On August 23, 2010, Atari announced Cryptic Studios would be developing Neverwinter, an online role-playing game based on the book series of the same name by R.A. Salvatore. It is based on Wizards of the Coast's global property Dungeons & Dragons rules and feature the titular city Neverwinter. It was released in June 2013.

===Educational usage===
Neverwinter Nights has been used by colleges and universities for a variety of educational purposes. It has been used at West Nottinghamshire College in the United Kingdom as a means of delivering key skills and of showing IT designers how to understand the coding in the game. The Synthetic Worlds Initiative at Indiana University has used it as a basis for the creation of Arden: The World of Shakespeare, where Shakespeare's dramatic history of Richard III and The War of the Roses can be interactively explored. The game and the Aurora toolset were also used at Macquarie University in Australia. The University of Alberta has offered a video game design course which uses Neverwinter Nights and the Aurora Toolset as the platform for teaching and course projects. The University of Minnesota has used the game to teach journalism students how to gather facts and information for news events with a modified modern setting for the game that involves interviewing witnesses and doing library research; in a modified game, students would work in pairs putting together a story about a train accident that causes a toxic chemical spill. Neverwinter Nights has also been used as an interface for some Moodle activity types.

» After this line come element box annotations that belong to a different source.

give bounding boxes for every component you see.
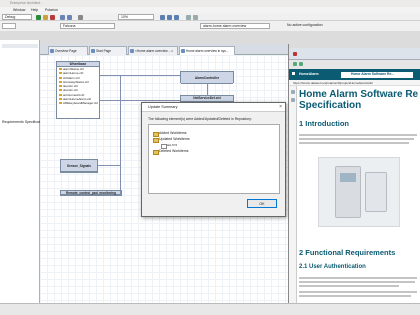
- align-icon[interactable]: [167, 14, 172, 20]
- project-browser: Requirements Specification: [0, 40, 45, 303]
- pause-icon[interactable]: [43, 14, 48, 20]
- comments-icon[interactable]: [291, 98, 295, 102]
- port-item: ADEkeyboardManager.ctrl: [57, 101, 99, 105]
- tab-start-page[interactable]: Start Page: [89, 46, 127, 55]
- text-line: [299, 134, 417, 137]
- text-line: [299, 142, 409, 145]
- component-alarm-controller[interactable]: AlarmController: [180, 71, 234, 84]
- diagram-icon: [181, 49, 185, 53]
- toggle-combo[interactable]: [2, 23, 16, 29]
- text-line: [299, 281, 415, 284]
- page-icon: [91, 49, 95, 53]
- sensor-device: [365, 172, 387, 212]
- secondary-toolbar: Falcona alarm-home alarm overview No act…: [0, 21, 420, 31]
- section-user-authentication: 2.1 User Authentication: [299, 264, 366, 270]
- status-bar: [0, 303, 420, 315]
- text-line: [299, 285, 399, 288]
- polarion-icon: [293, 52, 297, 56]
- connector[interactable]: [100, 75, 180, 76]
- nav-project[interactable]: HomeAlarm: [299, 72, 319, 76]
- polarion-nav-bar: HomeAlarm Home Alarm Software Re...: [289, 69, 420, 80]
- tab-home-alarm-overview[interactable]: <Home alarm overview ...>: [128, 46, 178, 55]
- title-bar: Enterprise Architect: [0, 0, 420, 7]
- distribute-icon[interactable]: [174, 14, 179, 20]
- text-line: [299, 277, 417, 280]
- connector[interactable]: [98, 165, 120, 166]
- tree-node-deleted[interactable]: Deleted Workitems: [153, 149, 189, 155]
- text-line: [299, 295, 411, 298]
- tree-node-updated[interactable]: Updated Workitems: [153, 137, 190, 143]
- step-icon[interactable]: [60, 14, 65, 20]
- window-title: Enterprise Architect: [10, 1, 41, 5]
- tab-overview-page[interactable]: Overview Page: [48, 46, 88, 55]
- alarm-panel-image: [318, 157, 400, 227]
- component-sensor-signals[interactable]: Sensor_Signals: [60, 159, 98, 173]
- document-title-line2: Specification: [299, 100, 362, 111]
- browser-toolbar: [289, 60, 420, 69]
- outline-icon[interactable]: [291, 90, 295, 94]
- tree-node-ha572[interactable]: HA-572: [161, 143, 177, 149]
- polarion-panel-header: [289, 48, 420, 60]
- device-screen: [340, 173, 356, 182]
- ok-button[interactable]: OK: [247, 199, 277, 208]
- text-line: [299, 138, 414, 141]
- nav-page-tab[interactable]: Home Alarm Software Re...: [341, 72, 413, 78]
- diagram-search-input[interactable]: alarm-home alarm overview: [200, 23, 270, 29]
- keypad-device: [335, 166, 361, 218]
- dialog-message: The following element(s) were Added/Upda…: [148, 117, 252, 121]
- text-line: [299, 291, 417, 294]
- tree-node-added[interactable]: Added Workitems: [153, 131, 187, 137]
- debug-mode-select[interactable]: Debug: [2, 14, 32, 20]
- address-bar[interactable]: https://bmcle.dataset.net/polarion/#/pro…: [289, 80, 420, 86]
- settings-icon[interactable]: [78, 14, 83, 20]
- changes-tree[interactable]: Added Workitems Updated Workitems HA-572…: [148, 124, 280, 194]
- connector[interactable]: [120, 75, 121, 195]
- menu-icon[interactable]: [292, 72, 295, 75]
- document-tabs: Overview Page Start Page <Home alarm ove…: [40, 44, 288, 55]
- section-introduction: 1 Introduction: [299, 119, 349, 128]
- document-title-line1: Home Alarm Software Re: [299, 89, 419, 100]
- menu-window[interactable]: Window: [13, 8, 25, 12]
- zoom-select[interactable]: 10%: [118, 14, 154, 20]
- forward-icon[interactable]: [299, 62, 303, 66]
- back-icon[interactable]: [293, 62, 297, 66]
- connector[interactable]: [207, 83, 208, 95]
- menu-help[interactable]: Help: [31, 8, 38, 12]
- step-over-icon[interactable]: [67, 14, 72, 20]
- snap-icon[interactable]: [193, 14, 198, 20]
- connector[interactable]: [100, 100, 180, 101]
- run-icon[interactable]: [36, 14, 41, 20]
- grid-icon[interactable]: [186, 14, 191, 20]
- tab-home-alarm-system[interactable]: Home alarm overview in sys...: [179, 46, 235, 55]
- update-summary-dialog: Update Summary × The following element(s…: [141, 102, 286, 217]
- menu-polarion[interactable]: Polarion: [45, 8, 58, 12]
- configuration-label: No active configuration: [287, 23, 323, 27]
- browser-header: [2, 44, 38, 48]
- component-remote-control[interactable]: Remote_control_pad_monitoring: [60, 190, 122, 196]
- browser-side-strip: [289, 86, 297, 304]
- close-icon[interactable]: ×: [279, 104, 282, 110]
- tree-item-requirements[interactable]: Requirements Specification: [2, 120, 45, 124]
- dialog-title: Update Summary: [142, 103, 285, 112]
- layout-icon[interactable]: [160, 14, 165, 20]
- diagram-icon: [130, 49, 134, 53]
- page-icon: [50, 49, 54, 53]
- component-wheelbase[interactable]: Wheelbase alarmStatus.ctrl alarmHome.ctr…: [56, 61, 100, 119]
- section-functional-requirements: 2 Functional Requirements: [299, 248, 396, 257]
- language-select[interactable]: Falcona: [60, 23, 115, 29]
- main-toolbar: Debug 10%: [0, 13, 420, 21]
- stop-icon[interactable]: [50, 14, 55, 20]
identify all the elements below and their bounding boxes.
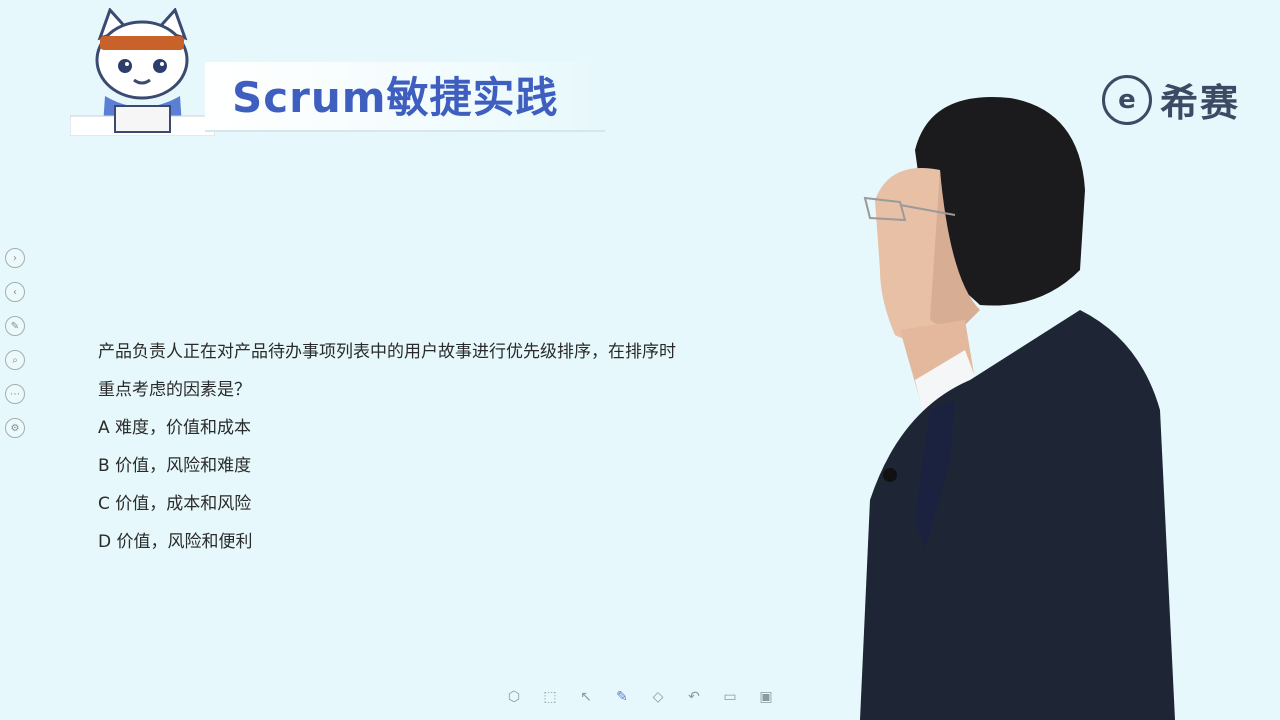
- back-icon[interactable]: ‹: [5, 282, 25, 302]
- exam-question: 产品负责人正在对产品待办事项列表中的用户故事进行优先级排序，在排序时 重点考虑的…: [98, 333, 858, 561]
- question-stem-line-2: 重点考虑的因素是？: [98, 380, 251, 400]
- pointer-icon[interactable]: ↖: [577, 688, 595, 706]
- bottom-toolbar: ⬡ ⬚ ↖ ✎ ◇ ↶ ▭ ▣: [505, 688, 775, 706]
- settings-icon[interactable]: ⚙: [5, 418, 25, 438]
- screen-icon[interactable]: ▣: [757, 688, 775, 706]
- question-stem-line-1: 产品负责人正在对产品待办事项列表中的用户故事进行优先级排序，在排序时: [98, 342, 676, 362]
- select-icon[interactable]: ⬚: [541, 688, 559, 706]
- course-title: Scrum敏捷实践: [232, 73, 559, 122]
- presenter-image: [860, 97, 1175, 720]
- forward-icon[interactable]: ›: [5, 248, 25, 268]
- pen-icon[interactable]: ✎: [5, 316, 25, 336]
- comment-icon[interactable]: ▭: [721, 688, 739, 706]
- undo-icon[interactable]: ↶: [685, 688, 703, 706]
- option-a: A 难度，价值和成本: [98, 418, 252, 438]
- eraser-icon[interactable]: ◇: [649, 688, 667, 706]
- left-toolbar: › ‹ ✎ ⌕ ⋯ ⚙: [5, 248, 25, 438]
- zoom-icon[interactable]: ⌕: [5, 350, 25, 370]
- pen-icon[interactable]: ✎: [613, 688, 631, 706]
- option-c: C 价值，成本和风险: [98, 494, 252, 514]
- option-b: B 价值，风险和难度: [98, 456, 252, 476]
- more-icon[interactable]: ⋯: [5, 384, 25, 404]
- option-d: D 价值，风险和便利: [98, 532, 253, 552]
- shape-icon[interactable]: ⬡: [505, 688, 523, 706]
- mascot-cat-logo: [70, 8, 215, 136]
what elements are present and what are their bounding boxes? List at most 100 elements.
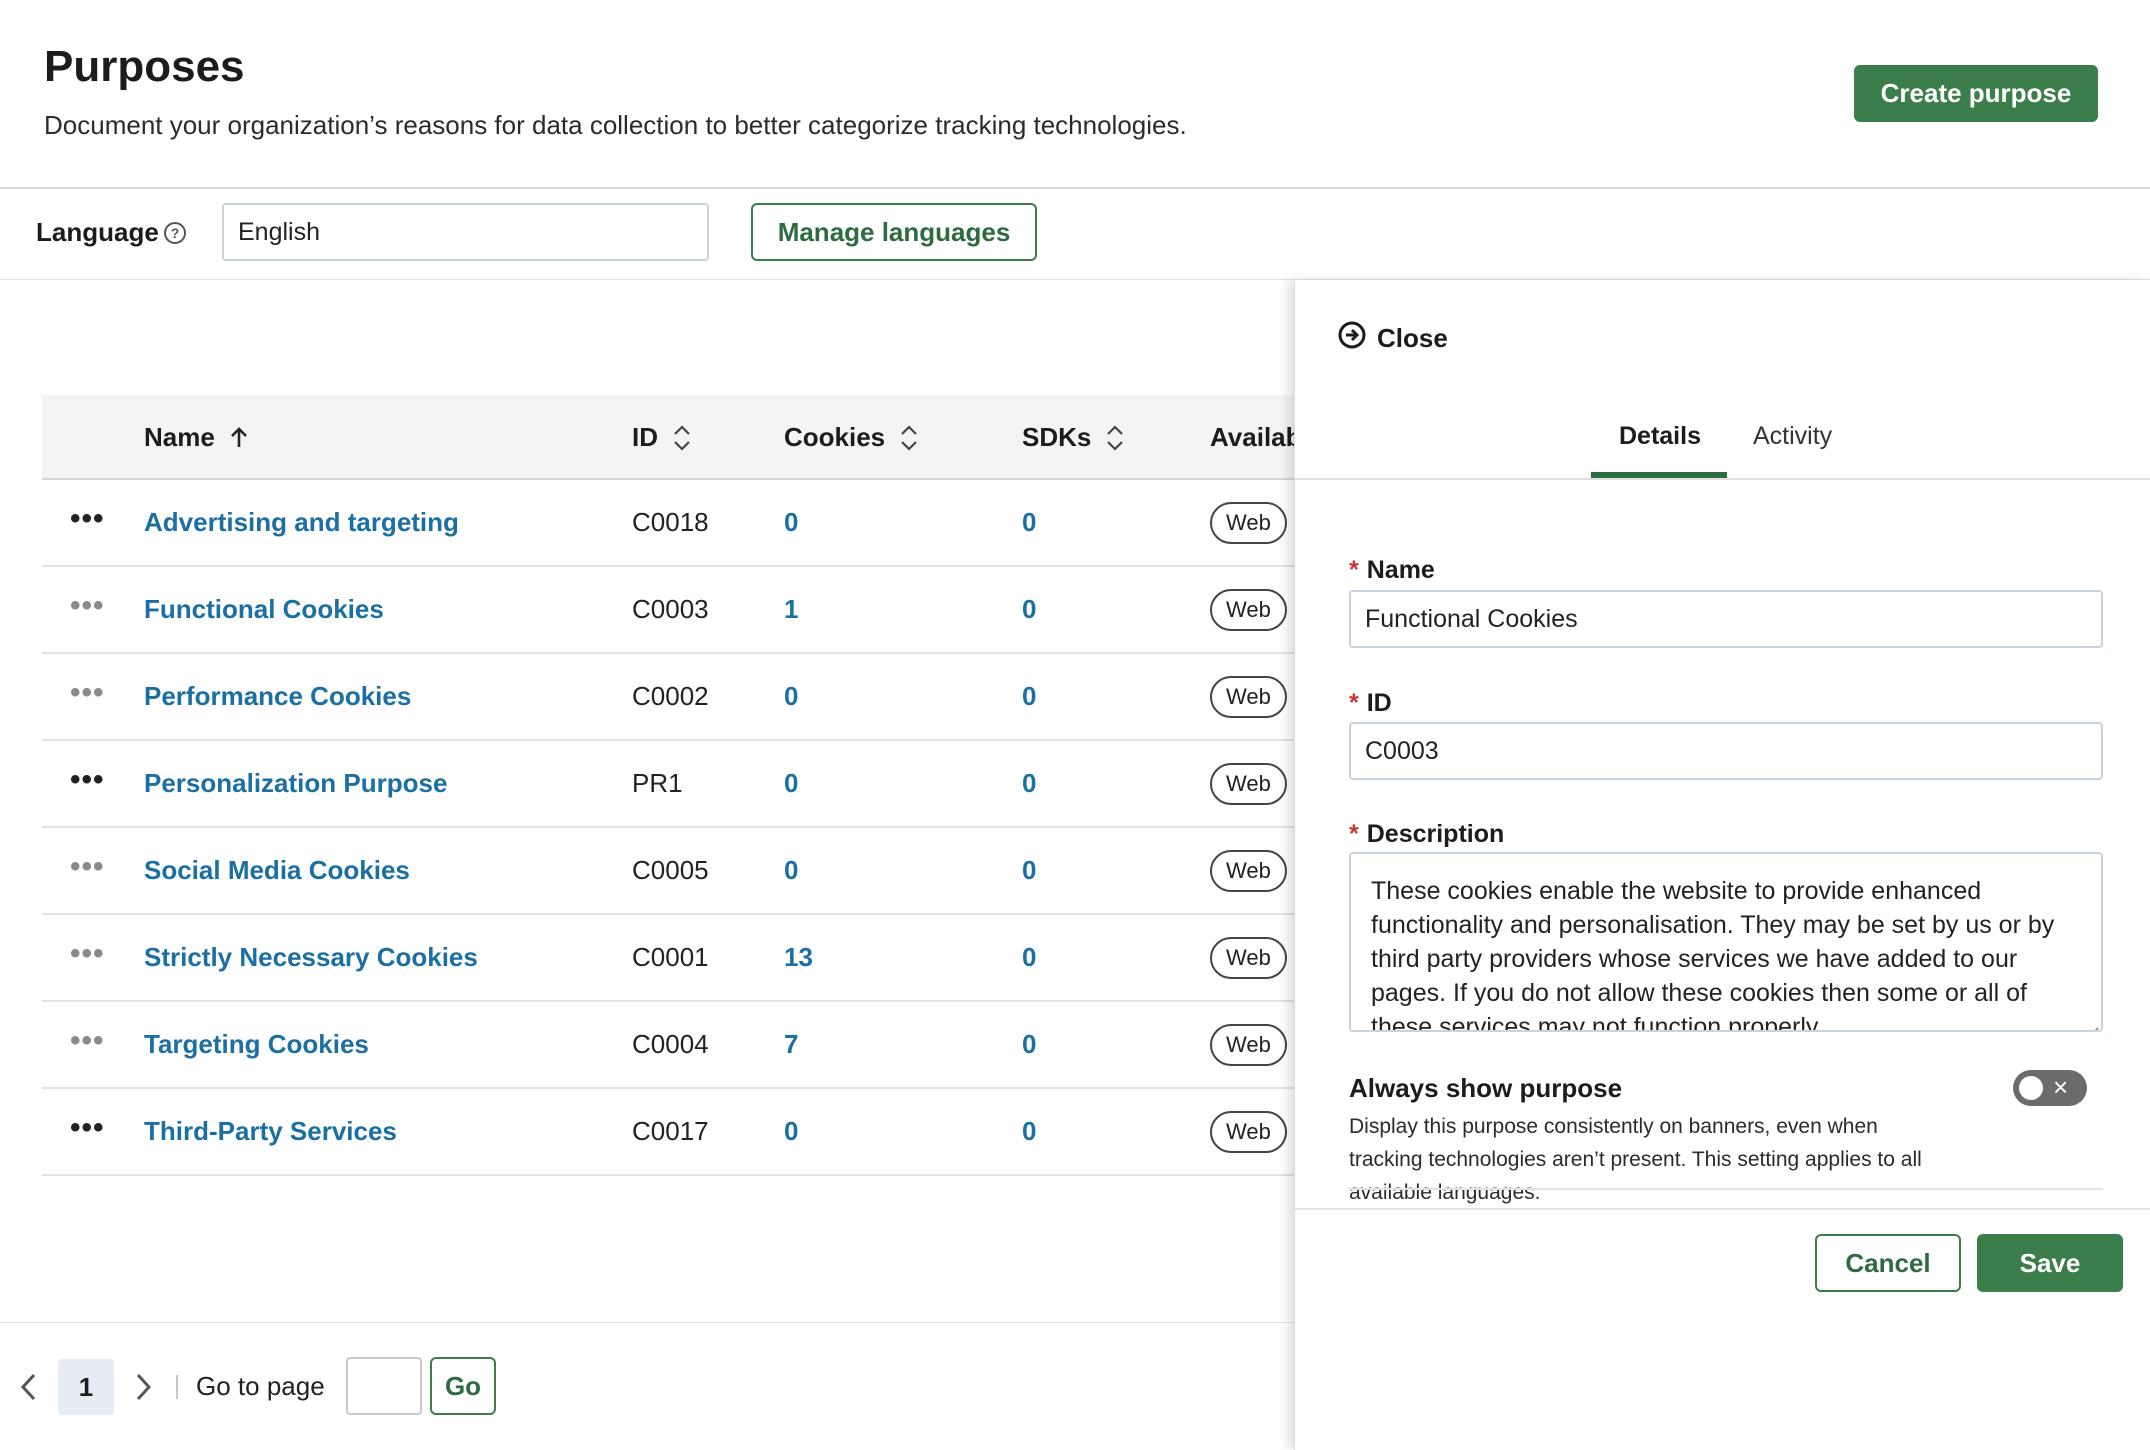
sdks-count-link[interactable]: 0 bbox=[1022, 1116, 1036, 1147]
go-to-page-input[interactable] bbox=[346, 1357, 422, 1415]
table-row: ••• Targeting Cookies C0004 7 0 Web bbox=[42, 1002, 1294, 1089]
create-purpose-button[interactable]: Create purpose bbox=[1854, 65, 2098, 122]
row-actions-menu-icon[interactable]: ••• bbox=[70, 1111, 105, 1145]
row-actions-menu-icon[interactable]: ••• bbox=[70, 676, 105, 710]
go-to-page-label: Go to page bbox=[196, 1371, 325, 1401]
cookies-count-link[interactable]: 7 bbox=[784, 1029, 798, 1060]
purpose-name-link[interactable]: Third-Party Services bbox=[144, 1116, 397, 1147]
table-row: ••• Advertising and targeting C0018 0 0 … bbox=[42, 480, 1294, 567]
cookies-count-link[interactable]: 13 bbox=[784, 942, 813, 973]
close-label: Close bbox=[1377, 323, 1448, 353]
purpose-name-link[interactable]: Personalization Purpose bbox=[144, 768, 447, 799]
column-header-cookies[interactable]: Cookies bbox=[784, 422, 919, 453]
purpose-name-link[interactable]: Advertising and targeting bbox=[144, 507, 459, 538]
go-button[interactable]: Go bbox=[430, 1357, 496, 1415]
description-text: These cookies enable the website to prov… bbox=[1371, 877, 2055, 1032]
column-header-name[interactable]: Name bbox=[144, 422, 249, 453]
column-header-id[interactable]: ID bbox=[632, 422, 692, 453]
sdks-count-link[interactable]: 0 bbox=[1022, 594, 1036, 625]
active-tab-indicator bbox=[1591, 472, 1727, 478]
cookies-count-link[interactable]: 0 bbox=[784, 855, 798, 886]
cookies-count-link[interactable]: 0 bbox=[784, 768, 798, 799]
table-row: ••• Functional Cookies C0003 1 0 Web bbox=[42, 567, 1294, 654]
sdks-count-link[interactable]: 0 bbox=[1022, 855, 1036, 886]
close-panel-button[interactable]: Close bbox=[1337, 320, 1448, 357]
purpose-id: C0001 bbox=[632, 942, 709, 972]
close-x-icon: × bbox=[2053, 1072, 2069, 1102]
cookies-count-link[interactable]: 1 bbox=[784, 594, 798, 625]
required-marker: * bbox=[1349, 556, 1359, 584]
purpose-name-link[interactable]: Performance Cookies bbox=[144, 681, 411, 712]
resize-grip-icon[interactable] bbox=[2085, 1014, 2099, 1030]
current-page-button[interactable]: 1 bbox=[58, 1359, 114, 1415]
row-actions-menu-icon[interactable]: ••• bbox=[70, 502, 105, 536]
manage-languages-button[interactable]: Manage languages bbox=[751, 203, 1037, 261]
help-circle-icon[interactable]: ? bbox=[164, 222, 186, 244]
panel-footer-divider bbox=[1295, 1208, 2150, 1210]
chevron-right-icon[interactable] bbox=[132, 1371, 154, 1408]
table-row: ••• Strictly Necessary Cookies C0001 13 … bbox=[42, 915, 1294, 1002]
row-actions-menu-icon[interactable]: ••• bbox=[70, 763, 105, 797]
row-actions-menu-icon[interactable]: ••• bbox=[70, 850, 105, 884]
purpose-id: PR1 bbox=[632, 768, 683, 798]
purpose-name-link[interactable]: Social Media Cookies bbox=[144, 855, 410, 886]
description-textarea[interactable]: These cookies enable the website to prov… bbox=[1349, 852, 2103, 1032]
availability-badge: Web bbox=[1210, 502, 1287, 544]
close-circle-arrow-icon bbox=[1337, 320, 1367, 357]
availability-badge: Web bbox=[1210, 589, 1287, 631]
sdks-count-link[interactable]: 0 bbox=[1022, 1029, 1036, 1060]
sdks-count-link[interactable]: 0 bbox=[1022, 942, 1036, 973]
always-show-purpose-description: Display this purpose consistently on ban… bbox=[1349, 1115, 1922, 1204]
sdks-count-link[interactable]: 0 bbox=[1022, 681, 1036, 712]
cookies-count-link[interactable]: 0 bbox=[784, 681, 798, 712]
page-title: Purposes bbox=[44, 42, 245, 91]
cancel-button[interactable]: Cancel bbox=[1815, 1234, 1961, 1292]
purpose-id: C0002 bbox=[632, 681, 709, 711]
name-field-label: * Name bbox=[1349, 556, 1435, 584]
table-row: ••• Performance Cookies C0002 0 0 Web bbox=[42, 654, 1294, 741]
purpose-id: C0005 bbox=[632, 855, 709, 885]
id-input[interactable]: C0003 bbox=[1349, 722, 2103, 780]
id-field-label: * ID bbox=[1349, 689, 1392, 717]
chevron-left-icon[interactable] bbox=[18, 1371, 40, 1408]
table-header: Name ID Cookies SDKs Availab bbox=[42, 395, 1302, 480]
page-subtitle: Document your organization’s reasons for… bbox=[44, 110, 1187, 140]
page-header: Purposes Document your organization’s re… bbox=[0, 0, 2150, 189]
sort-ascending-icon bbox=[229, 426, 249, 450]
table-row: ••• Personalization Purpose PR1 0 0 Web bbox=[42, 741, 1294, 828]
name-input[interactable]: Functional Cookies bbox=[1349, 590, 2103, 648]
sort-icon bbox=[672, 423, 692, 453]
always-show-purpose-toggle[interactable]: × bbox=[2013, 1070, 2087, 1106]
column-header-sdks[interactable]: SDKs bbox=[1022, 422, 1125, 453]
column-header-availability[interactable]: Availab bbox=[1210, 422, 1302, 453]
availability-badge: Web bbox=[1210, 850, 1287, 892]
row-actions-menu-icon[interactable]: ••• bbox=[70, 589, 105, 623]
purpose-id: C0004 bbox=[632, 1029, 709, 1059]
tab-activity[interactable]: Activity bbox=[1753, 422, 1832, 451]
sdks-count-link[interactable]: 0 bbox=[1022, 768, 1036, 799]
cookies-count-link[interactable]: 0 bbox=[784, 507, 798, 538]
required-marker: * bbox=[1349, 820, 1359, 848]
availability-badge: Web bbox=[1210, 763, 1287, 805]
table-row: ••• Social Media Cookies C0005 0 0 Web bbox=[42, 828, 1294, 915]
purpose-name-link[interactable]: Targeting Cookies bbox=[144, 1029, 369, 1060]
purpose-name-link[interactable]: Strictly Necessary Cookies bbox=[144, 942, 478, 973]
language-label: Language bbox=[36, 217, 159, 247]
purpose-name-link[interactable]: Functional Cookies bbox=[144, 594, 384, 625]
sort-icon bbox=[1105, 423, 1125, 453]
pagination-divider bbox=[176, 1375, 178, 1399]
row-actions-menu-icon[interactable]: ••• bbox=[70, 1024, 105, 1058]
sort-icon bbox=[899, 423, 919, 453]
purpose-id: C0017 bbox=[632, 1116, 709, 1146]
description-field-label: * Description bbox=[1349, 820, 1505, 848]
language-select[interactable]: English bbox=[222, 203, 709, 261]
availability-badge: Web bbox=[1210, 676, 1287, 718]
cookies-count-link[interactable]: 0 bbox=[784, 1116, 798, 1147]
tab-details[interactable]: Details bbox=[1619, 422, 1701, 451]
availability-badge: Web bbox=[1210, 1111, 1287, 1153]
pagination: 1 Go to page Go bbox=[0, 1322, 1294, 1450]
save-button[interactable]: Save bbox=[1977, 1234, 2123, 1292]
language-bar: Language ? English Manage languages bbox=[0, 189, 2150, 280]
row-actions-menu-icon[interactable]: ••• bbox=[70, 937, 105, 971]
sdks-count-link[interactable]: 0 bbox=[1022, 507, 1036, 538]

===Editions and re-releases===
Atari released subsequent editions of the game following its first release in 2002. These editions are:
- Neverwinter Nights: Gold (2003), which includes Shadows of Undrentide
- Neverwinter Nights: Platinum (2004) (in Europe: Neverwinter Nights: Deluxe Edition), which includes both Shadows of Undrentide and Hordes of the Underdark
- Neverwinter Nights: Diamond (2005) (in Europe: Neverwinter Nights Deluxe: Special Edition), which includes everything in the Platinum edition plus the Kingmaker expansion pack
  - In 2010, the Diamond edition was licensed for online distribution to GOG.com.

Atari also re-released the game and both expansion packs in the following collections:
- Atari Collection: Rollenspiele (2005)
- Neverwinter Nights 2: Lawful Good Edition (2006)
- Neverwinter Nights 2: Chaotic Evil Edition (2006)
- Ultimate Dungeons & Dragons (2006); Rollenspiele: Deluxe Edition (2007)
- Neverwinter Nights 3-Pack (2007)
- Neverwinter Nights: The Complete Collection (2011)

Beamdog announced the upcoming release of Neverwinter Nights: Enhanced Edition on November 20, 2017. This version includes fixes made by the community since the last release, graphic improvements, premium modules, and the return of a multiplayer server list that was lost when GameSpy shut down. A digital deluxe version includes the soundtrack and the rest of the premium modules. A pre-release version was made available to purchase on November 21.

Neverwinter Nights: Enhanced Edition launched on Steam on March 27, 2018, and on Google Play for Android on December 4, 2018.

Skybound Games, a division of Skybound Entertainment, released Beamdog's remastered version for Nintendo Switch, PlayStation 4, and Xbox One on December 3, 2019.